Hat der Rollstuhlfahrer es dann auf seinen Platz geschafft, so genießt er die Show in vollen Zügen. Wir haben sie in der Version von 2023 angeschaut. In der Vergangenheit wurde sie nämlich immer wieder angepasst, wobei die Änderungen lediglich ein paar Songs betraf. Der Grundtenor der Show ist immer der gleiche geblieben. Sie bietet eine sehr schöne Story, in der es um ein Kind geht, das sich seiner Fantasie hingibt. Wer die Show besuchen möchte, sollte sich im Vorfeld gar nicht sonderlich mit ihr auseinandersetzen und sich am besten auch die Songs nicht anhören. Es ist zwar ein typisches Musical von Andrew Lloyd Webber, aber die Songs kommen live immer besser an als aus der Konserve.

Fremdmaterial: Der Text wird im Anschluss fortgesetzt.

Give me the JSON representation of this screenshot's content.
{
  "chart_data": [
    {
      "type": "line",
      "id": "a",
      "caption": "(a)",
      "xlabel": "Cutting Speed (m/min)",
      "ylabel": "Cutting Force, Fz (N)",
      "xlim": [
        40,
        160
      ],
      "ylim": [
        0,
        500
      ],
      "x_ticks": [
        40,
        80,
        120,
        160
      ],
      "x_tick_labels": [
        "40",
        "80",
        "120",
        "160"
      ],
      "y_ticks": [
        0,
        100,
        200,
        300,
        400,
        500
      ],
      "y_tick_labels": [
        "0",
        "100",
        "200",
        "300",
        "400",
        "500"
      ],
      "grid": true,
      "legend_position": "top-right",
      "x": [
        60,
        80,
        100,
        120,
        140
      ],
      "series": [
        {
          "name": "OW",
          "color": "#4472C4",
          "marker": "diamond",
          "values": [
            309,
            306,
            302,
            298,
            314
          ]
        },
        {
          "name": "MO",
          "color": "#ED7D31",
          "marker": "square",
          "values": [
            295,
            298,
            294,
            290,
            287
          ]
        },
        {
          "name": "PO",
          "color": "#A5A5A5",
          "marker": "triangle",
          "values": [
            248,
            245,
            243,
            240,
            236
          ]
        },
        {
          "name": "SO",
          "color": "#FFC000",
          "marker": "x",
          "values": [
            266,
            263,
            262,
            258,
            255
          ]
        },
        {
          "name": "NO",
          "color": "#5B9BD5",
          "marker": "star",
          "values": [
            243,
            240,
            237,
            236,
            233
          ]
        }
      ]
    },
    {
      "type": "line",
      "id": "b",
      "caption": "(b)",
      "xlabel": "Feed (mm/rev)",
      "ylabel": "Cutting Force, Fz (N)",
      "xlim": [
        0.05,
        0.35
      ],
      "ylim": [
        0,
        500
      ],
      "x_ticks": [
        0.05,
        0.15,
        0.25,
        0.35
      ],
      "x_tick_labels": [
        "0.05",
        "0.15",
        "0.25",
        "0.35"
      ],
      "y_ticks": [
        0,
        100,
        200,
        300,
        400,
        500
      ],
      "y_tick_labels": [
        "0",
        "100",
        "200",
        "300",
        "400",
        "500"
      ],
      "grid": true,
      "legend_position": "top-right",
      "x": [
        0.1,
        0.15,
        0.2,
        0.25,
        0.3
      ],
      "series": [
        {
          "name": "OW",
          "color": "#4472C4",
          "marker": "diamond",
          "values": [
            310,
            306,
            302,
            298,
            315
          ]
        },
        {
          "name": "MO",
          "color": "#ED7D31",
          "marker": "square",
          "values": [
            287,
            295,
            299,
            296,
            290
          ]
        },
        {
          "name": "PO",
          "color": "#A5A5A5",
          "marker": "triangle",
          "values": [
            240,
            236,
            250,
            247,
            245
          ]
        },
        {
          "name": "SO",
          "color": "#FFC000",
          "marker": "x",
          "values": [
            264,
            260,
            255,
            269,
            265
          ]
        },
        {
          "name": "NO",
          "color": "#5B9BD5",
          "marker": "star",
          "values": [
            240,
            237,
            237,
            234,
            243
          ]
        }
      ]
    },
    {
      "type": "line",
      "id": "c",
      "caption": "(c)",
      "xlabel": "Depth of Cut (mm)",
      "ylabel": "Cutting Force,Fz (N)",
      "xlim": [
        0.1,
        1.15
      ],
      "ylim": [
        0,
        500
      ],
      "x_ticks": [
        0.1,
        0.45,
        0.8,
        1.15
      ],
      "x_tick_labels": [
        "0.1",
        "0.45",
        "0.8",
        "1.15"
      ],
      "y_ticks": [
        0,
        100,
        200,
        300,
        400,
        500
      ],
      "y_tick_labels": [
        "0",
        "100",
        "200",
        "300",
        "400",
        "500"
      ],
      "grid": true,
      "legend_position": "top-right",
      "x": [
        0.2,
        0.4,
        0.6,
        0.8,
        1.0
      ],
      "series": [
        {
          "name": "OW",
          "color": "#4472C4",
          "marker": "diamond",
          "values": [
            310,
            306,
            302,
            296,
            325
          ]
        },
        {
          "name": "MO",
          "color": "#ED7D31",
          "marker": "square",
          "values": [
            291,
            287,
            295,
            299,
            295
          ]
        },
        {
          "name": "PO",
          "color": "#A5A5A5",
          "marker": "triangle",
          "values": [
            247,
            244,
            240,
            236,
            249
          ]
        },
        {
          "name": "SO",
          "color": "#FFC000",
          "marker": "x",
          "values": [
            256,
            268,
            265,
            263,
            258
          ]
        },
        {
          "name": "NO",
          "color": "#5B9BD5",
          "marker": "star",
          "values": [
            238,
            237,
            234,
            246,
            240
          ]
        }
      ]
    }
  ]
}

Das Besondere an der Halle sind die »Schienen« (also das Parkett), die durch das Publikum verlegt wurden. Auf der Hauptbühne werden durch diverse hydraulische Elemente immer wieder neue Routen für die Züge angelegt. Die Künstler fahren also immer wieder quer durch das Publikum, so dass es viel zu sehen gibt.
Die Rolliplätze sind sehr nah am Geschehen platziert, so dass diese die Show im wahrsten Sinne des Wortes hautnah erleben konnten. Es ist eine sehr sehenswerte Show, bei der für viel Abwechslung gesorgt wird. Bochum mag zwar keine sehenswerte Stadt sein, liegt aber sehr zentral im Ruhrgebiet, so dass die Erreichbarkeit vergleichsweise gut ist.

Schon seit Anbeginn des Internets pflegte Eng einen Blog. Und weil es ihm Spaß macht, seine Erfahrungen zu teilen, sind es immer Mischblogs, so wie dieser hier.
Seitdem seine neuromuskuläre Erkrankung einen deutlich größeren Einfluss auf sein Leben hat, befinden sich neben den Beiträgen zur Fotografie, Aquaristik, Reisen, Verbraucherschutz und Technik auch Beiträge zu Gesundheitsthemen auf diesem Blog.